Мадлен Миллер — про любовь Ахилла и Патрокла, ведьм-феминисток и Зевса-насильника

8 сентября 2020 в 10:50
Фото: Nina Subin
На русском вышел второй роман Мадлен Миллер «Цирцея», переосмысляющий древнегреческую легенду о ведьме, превратившей команду Одиссея в свиней. Егор Михайлов поговорил с писательницей о том, как найти актуальность в античных мифах, почему ведьмы стали символами феминизма и нужно ли отменять Зевса.

— Вы в романах работаете с существующими историями, с традицией, которой больше 2000 лет.
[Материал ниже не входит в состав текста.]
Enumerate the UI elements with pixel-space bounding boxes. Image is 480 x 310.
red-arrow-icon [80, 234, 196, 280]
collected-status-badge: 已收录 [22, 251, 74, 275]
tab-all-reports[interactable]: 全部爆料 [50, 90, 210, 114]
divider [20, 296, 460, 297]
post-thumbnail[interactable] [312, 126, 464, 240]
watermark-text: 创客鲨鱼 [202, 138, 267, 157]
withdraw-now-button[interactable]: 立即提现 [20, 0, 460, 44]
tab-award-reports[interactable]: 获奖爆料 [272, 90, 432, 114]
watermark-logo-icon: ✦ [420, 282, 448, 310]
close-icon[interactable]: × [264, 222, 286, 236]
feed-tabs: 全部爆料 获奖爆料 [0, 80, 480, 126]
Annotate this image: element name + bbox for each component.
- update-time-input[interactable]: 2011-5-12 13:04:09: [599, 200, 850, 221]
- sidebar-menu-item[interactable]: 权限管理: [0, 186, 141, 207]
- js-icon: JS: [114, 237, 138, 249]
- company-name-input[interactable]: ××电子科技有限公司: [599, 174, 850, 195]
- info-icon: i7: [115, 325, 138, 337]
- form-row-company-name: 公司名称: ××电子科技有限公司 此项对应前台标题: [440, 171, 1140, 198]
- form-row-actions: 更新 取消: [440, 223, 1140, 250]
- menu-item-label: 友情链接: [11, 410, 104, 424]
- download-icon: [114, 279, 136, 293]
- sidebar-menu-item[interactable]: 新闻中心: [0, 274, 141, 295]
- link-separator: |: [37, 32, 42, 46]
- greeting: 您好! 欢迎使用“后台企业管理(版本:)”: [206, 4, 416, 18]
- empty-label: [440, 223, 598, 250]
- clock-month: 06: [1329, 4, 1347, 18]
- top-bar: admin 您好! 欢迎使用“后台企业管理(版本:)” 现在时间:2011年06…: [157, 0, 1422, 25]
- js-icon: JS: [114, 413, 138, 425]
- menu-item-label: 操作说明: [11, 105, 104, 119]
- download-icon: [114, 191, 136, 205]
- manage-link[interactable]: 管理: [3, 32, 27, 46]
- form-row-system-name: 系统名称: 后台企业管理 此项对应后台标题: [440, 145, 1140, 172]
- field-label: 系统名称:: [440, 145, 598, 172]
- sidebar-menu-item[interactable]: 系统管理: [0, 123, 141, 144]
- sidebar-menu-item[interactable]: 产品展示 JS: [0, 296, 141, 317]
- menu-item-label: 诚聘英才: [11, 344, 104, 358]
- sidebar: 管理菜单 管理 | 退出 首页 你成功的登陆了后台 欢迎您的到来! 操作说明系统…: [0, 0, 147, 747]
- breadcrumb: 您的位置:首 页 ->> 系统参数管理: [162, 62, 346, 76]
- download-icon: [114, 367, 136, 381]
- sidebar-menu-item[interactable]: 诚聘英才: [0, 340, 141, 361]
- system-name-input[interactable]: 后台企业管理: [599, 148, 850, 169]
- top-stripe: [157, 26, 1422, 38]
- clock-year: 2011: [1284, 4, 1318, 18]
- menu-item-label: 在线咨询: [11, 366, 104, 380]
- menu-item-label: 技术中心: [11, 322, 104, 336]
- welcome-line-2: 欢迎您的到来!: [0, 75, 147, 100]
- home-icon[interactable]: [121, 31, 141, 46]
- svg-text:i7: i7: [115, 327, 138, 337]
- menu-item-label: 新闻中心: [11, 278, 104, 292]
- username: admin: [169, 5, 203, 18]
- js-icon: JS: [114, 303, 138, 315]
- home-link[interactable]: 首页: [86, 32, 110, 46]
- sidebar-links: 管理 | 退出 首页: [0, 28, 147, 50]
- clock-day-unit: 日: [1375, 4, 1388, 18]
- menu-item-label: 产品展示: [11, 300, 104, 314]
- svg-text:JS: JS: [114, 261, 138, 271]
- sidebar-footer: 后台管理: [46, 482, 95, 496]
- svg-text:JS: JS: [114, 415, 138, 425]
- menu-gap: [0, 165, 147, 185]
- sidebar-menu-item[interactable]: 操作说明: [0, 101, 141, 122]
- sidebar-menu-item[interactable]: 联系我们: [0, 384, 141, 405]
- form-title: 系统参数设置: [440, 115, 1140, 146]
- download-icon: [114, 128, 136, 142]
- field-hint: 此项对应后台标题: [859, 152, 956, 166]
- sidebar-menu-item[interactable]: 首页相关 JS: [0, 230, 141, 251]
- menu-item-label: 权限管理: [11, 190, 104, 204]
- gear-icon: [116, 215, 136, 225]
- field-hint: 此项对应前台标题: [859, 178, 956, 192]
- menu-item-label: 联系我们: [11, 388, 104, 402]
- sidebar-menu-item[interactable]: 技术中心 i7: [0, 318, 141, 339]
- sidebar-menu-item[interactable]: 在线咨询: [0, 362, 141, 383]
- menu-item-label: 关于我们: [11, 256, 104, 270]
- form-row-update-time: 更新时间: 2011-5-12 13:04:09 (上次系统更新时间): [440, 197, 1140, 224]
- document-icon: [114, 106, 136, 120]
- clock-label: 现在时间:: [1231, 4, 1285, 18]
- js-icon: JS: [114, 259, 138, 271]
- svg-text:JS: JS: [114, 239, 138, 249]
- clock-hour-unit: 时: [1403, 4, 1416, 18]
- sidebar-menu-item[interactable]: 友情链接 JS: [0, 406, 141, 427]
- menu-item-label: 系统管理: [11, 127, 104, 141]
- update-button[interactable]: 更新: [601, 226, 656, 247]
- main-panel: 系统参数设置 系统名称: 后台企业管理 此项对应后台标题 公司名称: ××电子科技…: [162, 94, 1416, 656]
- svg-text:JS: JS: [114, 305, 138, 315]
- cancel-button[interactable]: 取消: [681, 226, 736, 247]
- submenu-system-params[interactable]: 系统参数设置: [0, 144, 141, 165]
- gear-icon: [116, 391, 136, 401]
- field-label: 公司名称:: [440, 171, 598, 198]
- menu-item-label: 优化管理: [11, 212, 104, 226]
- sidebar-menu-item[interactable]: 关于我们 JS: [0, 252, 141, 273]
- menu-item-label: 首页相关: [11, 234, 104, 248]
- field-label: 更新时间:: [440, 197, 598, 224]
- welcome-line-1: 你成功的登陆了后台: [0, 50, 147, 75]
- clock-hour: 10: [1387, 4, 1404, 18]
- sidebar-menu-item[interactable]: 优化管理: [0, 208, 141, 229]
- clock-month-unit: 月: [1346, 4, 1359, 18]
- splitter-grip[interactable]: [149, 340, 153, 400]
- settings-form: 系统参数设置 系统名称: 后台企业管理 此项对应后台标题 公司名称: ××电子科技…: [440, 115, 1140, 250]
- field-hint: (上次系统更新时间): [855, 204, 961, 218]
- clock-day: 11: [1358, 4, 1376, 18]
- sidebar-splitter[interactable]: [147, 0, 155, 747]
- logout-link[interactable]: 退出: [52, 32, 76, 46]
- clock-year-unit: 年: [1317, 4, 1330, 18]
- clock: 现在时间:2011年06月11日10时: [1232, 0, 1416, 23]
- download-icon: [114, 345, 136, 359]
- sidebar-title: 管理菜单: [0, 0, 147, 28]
Есть ли у вас правила, которые вы для себя установили: вот тут я чувствую себя свободнее, а здесь лучше поосторожнее?

— Я думаю, что каждый может придумывать собственные правила, единых стандартов нет. Я читала адаптации, очень близкие к оригинальному материалу и очень далекие — и в обоих случаях хорошие.

Сама я пишу довольно близко к материалу, потому что мне нравится вести диалог с Гомером, с «Илиадой» и «Одиссеей». Я знала, что сохраню базовую структуру, например, эпизода встречи Цирцеи и Одиссея: Одиссей высаживается на острове с командой людей, она превращает команду в свиней, Одиссей и Цирцея становятся любовниками, он остается на год, и в итоге она ему помогает.

А вот детали взаимоотношений я почувствовала себя вправе немного изменить. Потому что на самом деле этот эпизод в «Одиссее» описывает сам Одиссей. Это не объективное повествование, а версия Одиссея, пытающегося произвести впечатление, поэтому я почувствовала, что Гомер дал мне точку, от которой можно оттолкнуться.

В оригинале Одиссей угрожает Цирцее мечом, а та склоняется перед ним и умоляет о пощаде. Я подумала: «Да ну нет! Эту историю явно выдумал Одиссей, чтобы выставить себя в хорошем свете». И я переделала этот эпизод. Начало и конец совпадают с Одиссеей, но содержание этой встречи изменилось. Так я и работаю: сохраняю базовую структуру и важные повествовательные элементы, но меняю перспективу.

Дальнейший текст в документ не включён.